Oh what could have been. England’s bowlers finally turned up on the third evening and proved what we knew all along: Australia’s batting is weak and contains several flawed batsmen. What a pity our own flawed batsmen had already effectively lost the game.
Although we might take a little heart from reducing the Aussies to 53-4, and some pundits are talking about momentum swings and England actually ‘having a sniff’ now, the bottom line is that the Canary Yellows are effectively 268-4. And that’s still a massive advantage. I expect they’ve got enough runs already … and a cynic might suggest that bowling Australia out actually means we’ll have to bat longer to save the game!
The latter is obviously a facetious suggestion, as England are 0-1 down in the series and desperately need to win at a venue where they were fancied to do well, but Australia are still massive favourites. England will need to bat ten times better than they have so far on this tour just to get close to whatever target Australia set.
Today’s collapse was pretty much par for the course: a succession of poor shots and a complete inability to dig in. Cook played a terrible prod at Lyon with an open face (it was a ball he simply didn’t need to play), Root played a hideous drive with his body weight back, Vince played a horribly ambitious back foot drive to a wide delivery, and Moeen tried to play against the spin and spooned a catch back to the bowler.
All four shots of these shots were unforgivable really. They’re the type of strokes you expect to see in the fifth test when you’re tired and already beaten. England still had a chance to salvage something from this game this morning. Only Overton and Woakes showed what’s possible when you bat with application and discipline.
Unfortunately, England have rarely batted with discipline over the last few years. It’s often the same old story. Some will blame white ball cricket but it’s important to remember that not everyone in this England team plays ODIs and T20s. Perhaps it’s the coaching?
Trevor Bayliss had better watch out because if England get hammered in this series then someone will need to be the scapegoat. It won’t be Root, it won’t be Strauss (that’s for sure!), and I bet it won’t be the selectors either. So that leaves ….
Ashes series are often defined by mistakes. And sadly it looks like Root made a big one when he inserted Australia today.
It’s hard to know what Joe was thinking. Yes it was overcast but since when does the Kookaburra ball swing for long? What’s more, the fact this was a day-night match (that might suit our bowlers) shouldn’t have come into it. After all, it’s a day-night match for all five days. It’s not like England had to seize a once in a lifetime opportunity to bowl this morning. Sigh.
I guess it wasn’t all Root’s fault though. England didn’t bowl well in the first session before the rain break. You don’t expect two bowlers as experienced as Anderson and Broad to bowl too short when conditions suit them. We improved after the break but England needed intensity from ball one. And it just wasn’t there.
In an interesting bit of commentary towards the end of the day, Kevin Pietersen suggested that Anderson and Broad probably didn’t agree with the decision to bowl first. It’s possible he was just thinking out loud (some would say stirring) but I wouldn’t be surprised if he was right. Anderson and Broad like to call the shots, and I can’t think of another reason for England’s lack of urgency early on when a huge effort was required.
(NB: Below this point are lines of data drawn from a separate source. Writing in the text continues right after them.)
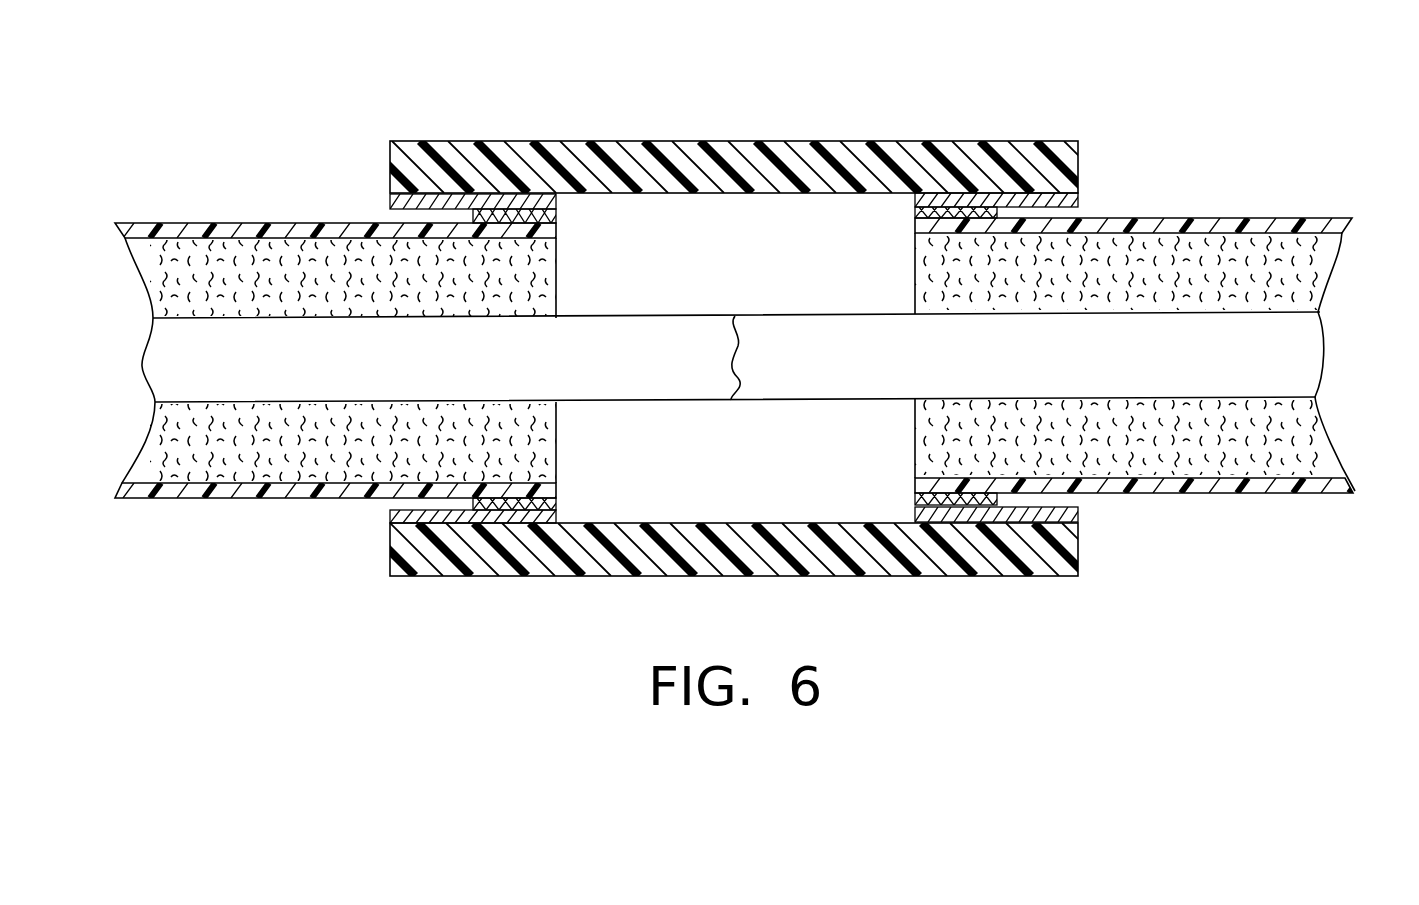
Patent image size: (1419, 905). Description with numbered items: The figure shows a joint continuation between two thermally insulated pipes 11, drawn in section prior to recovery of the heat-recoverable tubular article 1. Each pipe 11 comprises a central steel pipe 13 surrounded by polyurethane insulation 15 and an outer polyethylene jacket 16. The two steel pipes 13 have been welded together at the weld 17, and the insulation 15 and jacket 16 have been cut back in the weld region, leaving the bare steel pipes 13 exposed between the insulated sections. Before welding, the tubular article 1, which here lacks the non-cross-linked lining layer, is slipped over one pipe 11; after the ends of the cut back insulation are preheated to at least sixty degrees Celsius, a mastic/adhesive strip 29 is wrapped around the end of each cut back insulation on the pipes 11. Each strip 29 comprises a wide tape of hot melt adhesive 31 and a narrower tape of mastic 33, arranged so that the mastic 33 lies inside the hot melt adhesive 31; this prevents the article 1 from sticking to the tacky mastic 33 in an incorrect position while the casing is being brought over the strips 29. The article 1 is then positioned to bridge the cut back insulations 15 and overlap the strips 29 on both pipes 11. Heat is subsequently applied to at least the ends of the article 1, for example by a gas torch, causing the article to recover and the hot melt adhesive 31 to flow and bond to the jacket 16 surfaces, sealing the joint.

The tubular article 1 is at (843, 142).
The thermally insulated pipe 11 is at (749, 366).
The central steel pipe 13 is at (366, 374).
The polyurethane insulation 15 is at (145, 282).
The outer polyethylene jacket 16 is at (150, 225).
The weld 17 is at (727, 388).
The mastic/adhesive strip 29 is at (828, 318).
The hot melt adhesive 31 is at (1078, 200).
The mastic 33 is at (997, 212).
Although England looked right in the game when Overton dismissed Steve Smith in the final session – and what a moment that was for the tall medium-fast Somerset seamer – beauty and the beast saw Australia to the close. The beast, of course, was Handscomb. Unkind observers might suggest he has a highly appropriate name for someone who’s w**k to watch. The aesthetically pleasing Marsh was quite the contrast.
England probably needed two late wickets so that partnership at the end proved quite crucial. At the end of the day, a score of 209-4 puts Australian in a very handy position – especially after losing the toss. Because the pitch is sluggish again, and scoring is hard work, that 209-4 is probably worth about 280-4 in normal circumstances. And let’s not forget that scoring runs will be equally difficult (if not more so) for England against the Australian quicks.
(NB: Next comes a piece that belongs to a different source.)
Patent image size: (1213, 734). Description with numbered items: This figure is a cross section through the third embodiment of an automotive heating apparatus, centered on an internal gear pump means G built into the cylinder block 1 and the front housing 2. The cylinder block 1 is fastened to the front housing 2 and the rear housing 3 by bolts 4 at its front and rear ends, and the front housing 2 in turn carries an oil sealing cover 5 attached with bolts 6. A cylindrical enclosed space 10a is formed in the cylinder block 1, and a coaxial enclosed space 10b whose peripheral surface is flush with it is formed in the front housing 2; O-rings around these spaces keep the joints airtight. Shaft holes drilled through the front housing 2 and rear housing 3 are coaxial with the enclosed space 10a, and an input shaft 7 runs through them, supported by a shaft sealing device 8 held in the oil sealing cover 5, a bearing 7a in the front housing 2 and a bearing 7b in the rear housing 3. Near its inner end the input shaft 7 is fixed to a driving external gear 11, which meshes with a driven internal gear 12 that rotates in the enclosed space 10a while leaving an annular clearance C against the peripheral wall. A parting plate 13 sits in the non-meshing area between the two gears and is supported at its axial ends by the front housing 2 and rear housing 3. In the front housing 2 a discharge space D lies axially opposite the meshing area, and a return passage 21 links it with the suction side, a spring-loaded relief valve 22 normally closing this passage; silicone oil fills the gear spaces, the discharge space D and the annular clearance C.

Before I sign off, a quick word about the Adelaide Oval and the pink ball. Although the atmosphere looked pretty good – and there was lots of talk about the record crowd – I’m really not a fan. The Adelaide test was a special occasion before the day-night experiment. It wasn’t broken so why fix it?
The developments at the Adelaide Oval have also been for the worse. It used to be the prettiest ground in Australia. Now it looks like any other multi-purpose sporting stadium. The beautiful scoreboard is basically all that’s left of this elegant cricket ground.
I’m all for progress – I’m not that much of a grumpy old git – but progress is only progress if things, you know, actually improve. The day-night test at Adelaide is not an improvement. And the big crowds are probably due to (a) the novelty, and (b) the fact the ground now holds more people than ever before.
The crowds used to turn up for the traditional Adelaide test played in bright sunshine too. They used to sunbathe on the grass bank and admire the wonderful views of Adelaide Cathedral. It all feels very different when the ground is shrouded in darkness.
Test cricket has it’s own unique atmosphere that is in no way improved by floodlights, loud music and razzmatazz. Keep all that Americanised shit for the T20s please.